I remember one such endless day in a featureless room in a high floor of a pretentious modern hotel in Chicago, or Atlanta, or perhaps Houston. We were making an appointment to our budding "Writing Program" -- an academic innovation that I now believe to have been a total disaster. Writing Programs hired "writing specialists" -- experimentalist social scientists who believe in "theory" and who generally can't themselves write a lick. Or half a lick.
I remember one candidate with whom I had this remarkable exchange:
Me: "Could you remind me about the subject of your dissertation."
He: "I worked with the Brown Corpus."
Me (astonished): "What the heck is the Brown Corpus."
He: "It's a computer file of one million edited words drawn from magazines and newspapers. It was compiled at Brown University. The idea is to study the English language as it actually written."
(I interrupt this conversation to say that "Brown Corpus" may be the most injudiciously-named academic enterprise in history. To me, "brown corpus" might have something to do with decayed corpuscles, or a fecal mass, or someone or something a-mouldering in its grave. Not a phrase with much poetry to it. But let us proceed.)
Me: "That seems interesting. What exactly did you study in this corpus."
He: "I studied the use of the comma."
Me: "The comma. You studied the comma." (More astonishment). "What in the world did you learn about the comma?
He: "I learned that the comma is used to link a sequence of nouns, or phrases, in a series."

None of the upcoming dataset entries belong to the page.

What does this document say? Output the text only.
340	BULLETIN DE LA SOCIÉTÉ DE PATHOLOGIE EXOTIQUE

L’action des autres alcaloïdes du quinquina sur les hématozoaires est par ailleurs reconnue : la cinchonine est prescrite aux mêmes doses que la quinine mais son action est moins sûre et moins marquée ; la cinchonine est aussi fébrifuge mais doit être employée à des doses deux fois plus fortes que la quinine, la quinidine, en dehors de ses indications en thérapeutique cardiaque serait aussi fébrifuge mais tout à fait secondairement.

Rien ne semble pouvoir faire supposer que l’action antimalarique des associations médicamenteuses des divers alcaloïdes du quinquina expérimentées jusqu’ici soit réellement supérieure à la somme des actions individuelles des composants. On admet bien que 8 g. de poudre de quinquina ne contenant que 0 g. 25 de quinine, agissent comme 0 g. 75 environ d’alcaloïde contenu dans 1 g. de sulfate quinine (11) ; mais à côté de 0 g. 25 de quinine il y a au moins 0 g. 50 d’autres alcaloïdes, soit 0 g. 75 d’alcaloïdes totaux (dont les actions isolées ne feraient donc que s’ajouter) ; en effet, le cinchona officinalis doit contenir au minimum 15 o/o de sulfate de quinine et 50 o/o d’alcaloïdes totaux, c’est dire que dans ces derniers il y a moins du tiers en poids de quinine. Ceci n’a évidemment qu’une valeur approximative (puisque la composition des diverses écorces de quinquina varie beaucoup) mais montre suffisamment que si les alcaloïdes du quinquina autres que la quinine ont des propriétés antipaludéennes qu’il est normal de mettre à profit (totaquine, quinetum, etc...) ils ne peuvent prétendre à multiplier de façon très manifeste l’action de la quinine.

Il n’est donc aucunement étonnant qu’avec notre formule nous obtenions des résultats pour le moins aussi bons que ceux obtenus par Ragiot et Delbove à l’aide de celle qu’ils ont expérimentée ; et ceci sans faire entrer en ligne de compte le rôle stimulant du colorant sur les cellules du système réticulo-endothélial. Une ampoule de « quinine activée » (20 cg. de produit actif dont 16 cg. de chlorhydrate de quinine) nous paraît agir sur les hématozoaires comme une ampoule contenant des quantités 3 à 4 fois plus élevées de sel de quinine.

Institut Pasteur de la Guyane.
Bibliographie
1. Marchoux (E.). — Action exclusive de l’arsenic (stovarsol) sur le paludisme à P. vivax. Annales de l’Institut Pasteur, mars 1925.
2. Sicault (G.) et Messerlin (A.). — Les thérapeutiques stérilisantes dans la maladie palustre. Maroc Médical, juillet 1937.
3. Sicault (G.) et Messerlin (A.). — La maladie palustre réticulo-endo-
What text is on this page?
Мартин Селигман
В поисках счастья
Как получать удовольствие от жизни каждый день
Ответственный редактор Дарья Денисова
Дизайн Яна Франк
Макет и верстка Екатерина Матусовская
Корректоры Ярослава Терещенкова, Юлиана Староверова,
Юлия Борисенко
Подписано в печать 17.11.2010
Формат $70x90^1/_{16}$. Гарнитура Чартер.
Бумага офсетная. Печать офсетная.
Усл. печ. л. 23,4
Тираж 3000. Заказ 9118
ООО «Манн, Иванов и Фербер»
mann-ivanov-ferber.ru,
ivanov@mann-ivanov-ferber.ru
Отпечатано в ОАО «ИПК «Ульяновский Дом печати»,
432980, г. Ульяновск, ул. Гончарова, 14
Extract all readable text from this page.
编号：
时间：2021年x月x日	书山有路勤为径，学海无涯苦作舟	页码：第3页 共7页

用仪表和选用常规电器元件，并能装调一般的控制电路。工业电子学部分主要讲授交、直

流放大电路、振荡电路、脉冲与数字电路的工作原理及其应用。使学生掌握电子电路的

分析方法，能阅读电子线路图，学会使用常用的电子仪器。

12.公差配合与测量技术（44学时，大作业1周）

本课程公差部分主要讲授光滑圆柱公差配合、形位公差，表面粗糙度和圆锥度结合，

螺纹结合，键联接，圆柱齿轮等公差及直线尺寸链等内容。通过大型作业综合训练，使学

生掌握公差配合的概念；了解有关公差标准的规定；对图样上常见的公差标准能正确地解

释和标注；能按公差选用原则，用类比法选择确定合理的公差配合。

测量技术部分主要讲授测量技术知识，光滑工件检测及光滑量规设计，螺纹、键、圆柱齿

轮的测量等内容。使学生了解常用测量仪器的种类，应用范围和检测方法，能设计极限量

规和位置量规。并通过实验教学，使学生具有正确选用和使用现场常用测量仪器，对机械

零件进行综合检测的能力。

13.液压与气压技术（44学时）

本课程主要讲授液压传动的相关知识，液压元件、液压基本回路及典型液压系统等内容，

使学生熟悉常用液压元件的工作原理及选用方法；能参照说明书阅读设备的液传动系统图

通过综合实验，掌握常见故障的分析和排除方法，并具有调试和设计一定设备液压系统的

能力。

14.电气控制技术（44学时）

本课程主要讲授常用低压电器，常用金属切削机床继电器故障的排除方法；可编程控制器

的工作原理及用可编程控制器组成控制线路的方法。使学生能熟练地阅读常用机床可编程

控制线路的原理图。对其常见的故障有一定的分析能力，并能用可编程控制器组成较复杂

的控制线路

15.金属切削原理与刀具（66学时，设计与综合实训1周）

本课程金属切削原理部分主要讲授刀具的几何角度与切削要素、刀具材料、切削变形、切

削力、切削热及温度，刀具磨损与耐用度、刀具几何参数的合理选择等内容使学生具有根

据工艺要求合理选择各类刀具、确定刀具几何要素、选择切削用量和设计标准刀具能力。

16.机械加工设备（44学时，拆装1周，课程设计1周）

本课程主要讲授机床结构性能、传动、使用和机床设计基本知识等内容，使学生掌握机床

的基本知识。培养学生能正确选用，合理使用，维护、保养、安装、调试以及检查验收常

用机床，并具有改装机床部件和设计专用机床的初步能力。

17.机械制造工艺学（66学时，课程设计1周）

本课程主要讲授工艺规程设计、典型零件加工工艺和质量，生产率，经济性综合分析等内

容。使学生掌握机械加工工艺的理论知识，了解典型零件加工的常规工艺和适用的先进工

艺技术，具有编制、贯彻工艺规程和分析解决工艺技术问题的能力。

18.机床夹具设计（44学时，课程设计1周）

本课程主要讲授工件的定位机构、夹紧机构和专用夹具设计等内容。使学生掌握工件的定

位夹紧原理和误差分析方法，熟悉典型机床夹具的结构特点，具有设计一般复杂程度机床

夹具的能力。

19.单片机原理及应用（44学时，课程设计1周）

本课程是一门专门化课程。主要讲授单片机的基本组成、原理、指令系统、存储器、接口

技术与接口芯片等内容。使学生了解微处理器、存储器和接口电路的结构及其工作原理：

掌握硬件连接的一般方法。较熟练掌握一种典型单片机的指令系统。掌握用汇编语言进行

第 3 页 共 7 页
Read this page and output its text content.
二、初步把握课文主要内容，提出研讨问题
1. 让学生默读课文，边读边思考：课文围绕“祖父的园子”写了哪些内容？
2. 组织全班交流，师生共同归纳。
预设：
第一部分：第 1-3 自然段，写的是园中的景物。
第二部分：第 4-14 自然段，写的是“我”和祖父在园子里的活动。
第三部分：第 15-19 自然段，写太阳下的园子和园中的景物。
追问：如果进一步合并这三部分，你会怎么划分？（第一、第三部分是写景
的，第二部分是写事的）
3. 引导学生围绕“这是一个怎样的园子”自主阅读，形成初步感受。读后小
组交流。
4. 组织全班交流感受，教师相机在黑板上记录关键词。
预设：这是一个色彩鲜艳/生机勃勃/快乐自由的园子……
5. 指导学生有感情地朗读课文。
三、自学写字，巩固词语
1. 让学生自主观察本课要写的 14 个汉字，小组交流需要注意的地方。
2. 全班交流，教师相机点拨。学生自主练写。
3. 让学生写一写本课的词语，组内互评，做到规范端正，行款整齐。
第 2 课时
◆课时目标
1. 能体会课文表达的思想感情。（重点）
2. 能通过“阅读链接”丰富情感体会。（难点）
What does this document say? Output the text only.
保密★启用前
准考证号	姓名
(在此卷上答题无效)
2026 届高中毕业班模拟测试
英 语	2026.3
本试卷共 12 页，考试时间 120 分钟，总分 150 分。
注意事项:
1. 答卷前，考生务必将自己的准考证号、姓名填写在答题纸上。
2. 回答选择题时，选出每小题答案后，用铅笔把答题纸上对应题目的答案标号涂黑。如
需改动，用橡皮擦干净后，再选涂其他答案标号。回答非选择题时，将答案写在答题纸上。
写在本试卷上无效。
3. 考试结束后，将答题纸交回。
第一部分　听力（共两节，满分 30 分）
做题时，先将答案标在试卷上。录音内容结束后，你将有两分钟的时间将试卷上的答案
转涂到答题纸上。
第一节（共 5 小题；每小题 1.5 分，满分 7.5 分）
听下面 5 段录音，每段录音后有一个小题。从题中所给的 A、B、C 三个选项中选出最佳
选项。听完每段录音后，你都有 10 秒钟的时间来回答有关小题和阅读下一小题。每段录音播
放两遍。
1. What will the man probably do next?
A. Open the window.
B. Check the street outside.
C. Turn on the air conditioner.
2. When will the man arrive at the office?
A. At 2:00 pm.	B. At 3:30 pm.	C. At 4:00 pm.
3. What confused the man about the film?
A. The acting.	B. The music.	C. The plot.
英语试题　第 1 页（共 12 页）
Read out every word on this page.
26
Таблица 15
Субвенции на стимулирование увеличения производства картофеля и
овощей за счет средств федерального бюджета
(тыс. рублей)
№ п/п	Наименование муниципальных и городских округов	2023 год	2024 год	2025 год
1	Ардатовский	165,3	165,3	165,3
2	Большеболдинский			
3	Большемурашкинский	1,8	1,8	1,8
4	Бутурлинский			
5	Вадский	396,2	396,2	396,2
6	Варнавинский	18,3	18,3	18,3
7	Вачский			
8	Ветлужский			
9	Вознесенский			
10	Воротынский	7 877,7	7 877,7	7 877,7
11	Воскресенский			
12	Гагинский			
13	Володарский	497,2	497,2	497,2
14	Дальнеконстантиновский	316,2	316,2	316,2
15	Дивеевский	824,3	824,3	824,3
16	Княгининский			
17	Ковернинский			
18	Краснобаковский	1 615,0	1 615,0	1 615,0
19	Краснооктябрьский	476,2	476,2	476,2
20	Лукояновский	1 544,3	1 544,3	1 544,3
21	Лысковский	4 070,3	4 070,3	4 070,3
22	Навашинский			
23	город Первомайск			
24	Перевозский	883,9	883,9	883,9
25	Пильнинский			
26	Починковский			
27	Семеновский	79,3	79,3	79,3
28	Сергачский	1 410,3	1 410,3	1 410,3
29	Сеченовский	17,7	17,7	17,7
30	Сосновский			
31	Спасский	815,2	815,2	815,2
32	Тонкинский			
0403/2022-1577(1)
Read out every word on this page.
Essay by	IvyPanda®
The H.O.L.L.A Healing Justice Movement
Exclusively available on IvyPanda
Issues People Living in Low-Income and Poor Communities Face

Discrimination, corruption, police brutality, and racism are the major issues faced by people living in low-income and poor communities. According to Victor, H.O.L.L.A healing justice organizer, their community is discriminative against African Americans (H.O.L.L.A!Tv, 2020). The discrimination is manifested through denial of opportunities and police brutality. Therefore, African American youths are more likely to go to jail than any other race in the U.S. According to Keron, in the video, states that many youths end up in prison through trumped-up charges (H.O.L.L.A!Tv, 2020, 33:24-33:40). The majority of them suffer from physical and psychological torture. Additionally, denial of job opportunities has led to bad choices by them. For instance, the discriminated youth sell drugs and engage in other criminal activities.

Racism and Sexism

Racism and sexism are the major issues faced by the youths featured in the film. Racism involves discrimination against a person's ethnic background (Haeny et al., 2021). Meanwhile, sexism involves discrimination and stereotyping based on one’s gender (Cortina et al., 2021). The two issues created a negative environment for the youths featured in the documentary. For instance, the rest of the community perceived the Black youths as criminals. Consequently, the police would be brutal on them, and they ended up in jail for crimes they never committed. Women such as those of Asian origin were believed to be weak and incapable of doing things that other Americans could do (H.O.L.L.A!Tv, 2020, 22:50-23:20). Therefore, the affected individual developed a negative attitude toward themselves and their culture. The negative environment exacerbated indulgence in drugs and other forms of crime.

I was already giddy and aghast when I heard this news and I had a sudden revelation, a flash. I saw myself picking up the candidate and throwing him through the plate glass window and watching as he plummeted painfully to the street below. But I controlled myself and thanked the candidate and, I believe, ended the interview politely. I didn't even indulge myself with something snarky, like, "do you intend to do any follow-up work on a more challenging mark of punctuation, as for example the exclamation point?"